As the Senate struggles with some of the most contentious aspects of the healthcare reform legislation, President Obama met with the Democratic caucus on Sunday to encourage further work on what he called "the most important social legislation since Social Security."
The bill under consideration would extend insurance coverage to about 30 million more Americans, but issues such as paying for abortions and the creation of a government-run insurance system have so far proven too significant to overcome the partisan divide over the legislation.
Senate Minority Leader Mitch McConnell of Kentucky reiterated that the bill ignored GOP concerns and that the Democrats have expressed "no interest in drafting a proposal that was in the political middle," an allegation his opponents dismissed saying the Republicans failed to offer constructive ideas, hoping to hurt Obama politically.

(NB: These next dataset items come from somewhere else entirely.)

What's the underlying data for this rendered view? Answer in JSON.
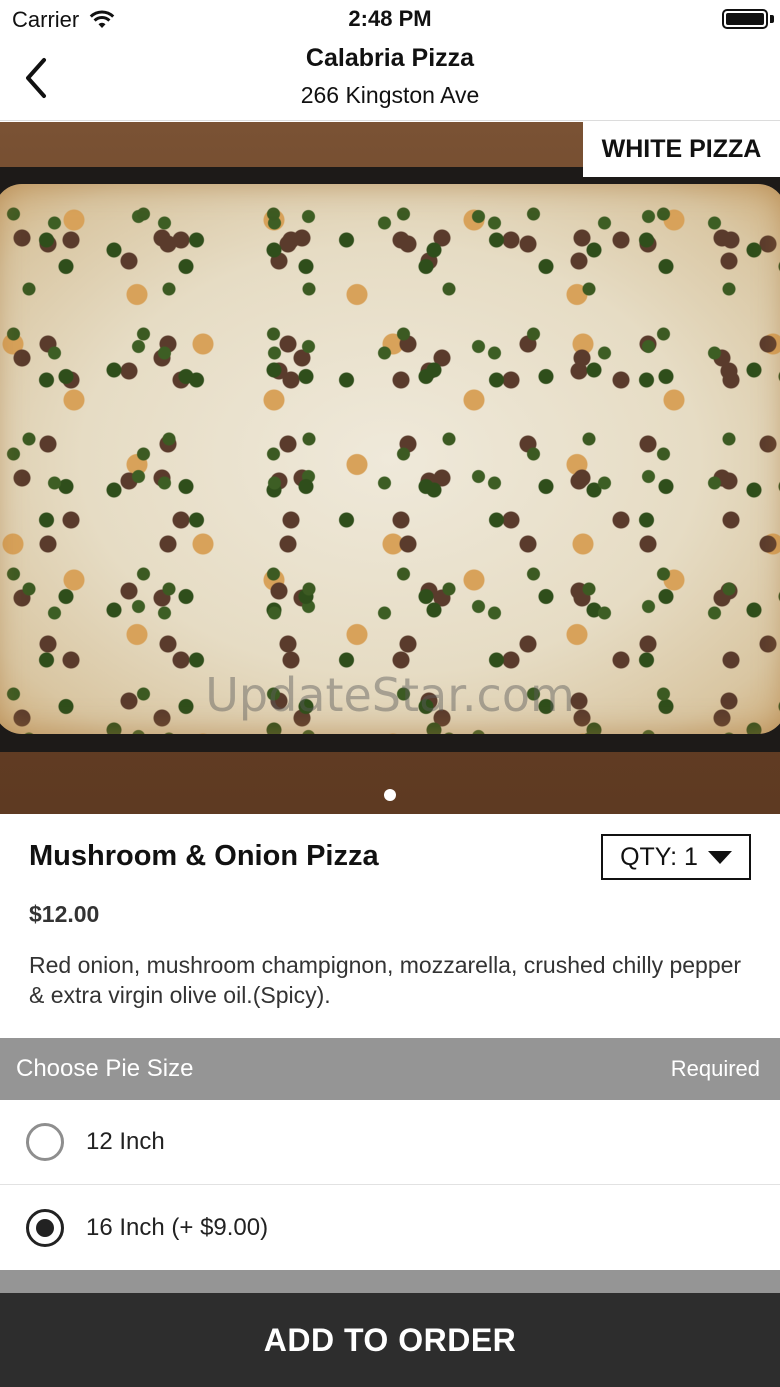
{
  "status_bar": {
    "carrier": "Carrier",
    "time": "2:48 PM",
    "battery_level": 1.0
  },
  "nav": {
    "title": "Calabria Pizza",
    "subtitle": "266 Kingston Ave",
    "back_icon": "chevron-left-icon"
  },
  "hero": {
    "category_tag": "WHITE PIZZA",
    "watermark": "UpdateStar.com",
    "page_count": 1,
    "current_page": 1
  },
  "item": {
    "name": "Mushroom & Onion Pizza",
    "price": "$12.00",
    "description": "Red onion, mushroom champignon, mozzarella, crushed chilly pepper & extra virgin olive oil.(Spicy).",
    "qty_label": "QTY: 1"
  },
  "pie_size": {
    "title": "Choose Pie Size",
    "required_label": "Required",
    "options": [
      {
        "label": "12 Inch",
        "selected": false
      },
      {
        "label": "16 Inch (+ $9.00)",
        "selected": true
      }
    ]
  },
  "footer": {
    "add_button_label": "ADD TO ORDER"
  },
  "colors": {
    "section_header_bg": "#959595",
    "footer_bg": "#2d2d2d",
    "text_primary": "#111111"
  }
}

According to Senate Majority Whip Dick Durbin of Illinois, who was present during the meeting with the president, Obama "reminded us why we’re here, he reminded us why we run for office and he reminded us how many people are counting on us to come through," quoted by TheHill.com.
The Senate on Tuesday rejected an amendment designed to put additional restrictions on federal funding for abortion by adding language included in the House version of the bill.
In order to avoid a filibuster, the Democrats need 60 votes, which means either unanimity in their caucus or support from some Republican members, which appears unlikely thus far.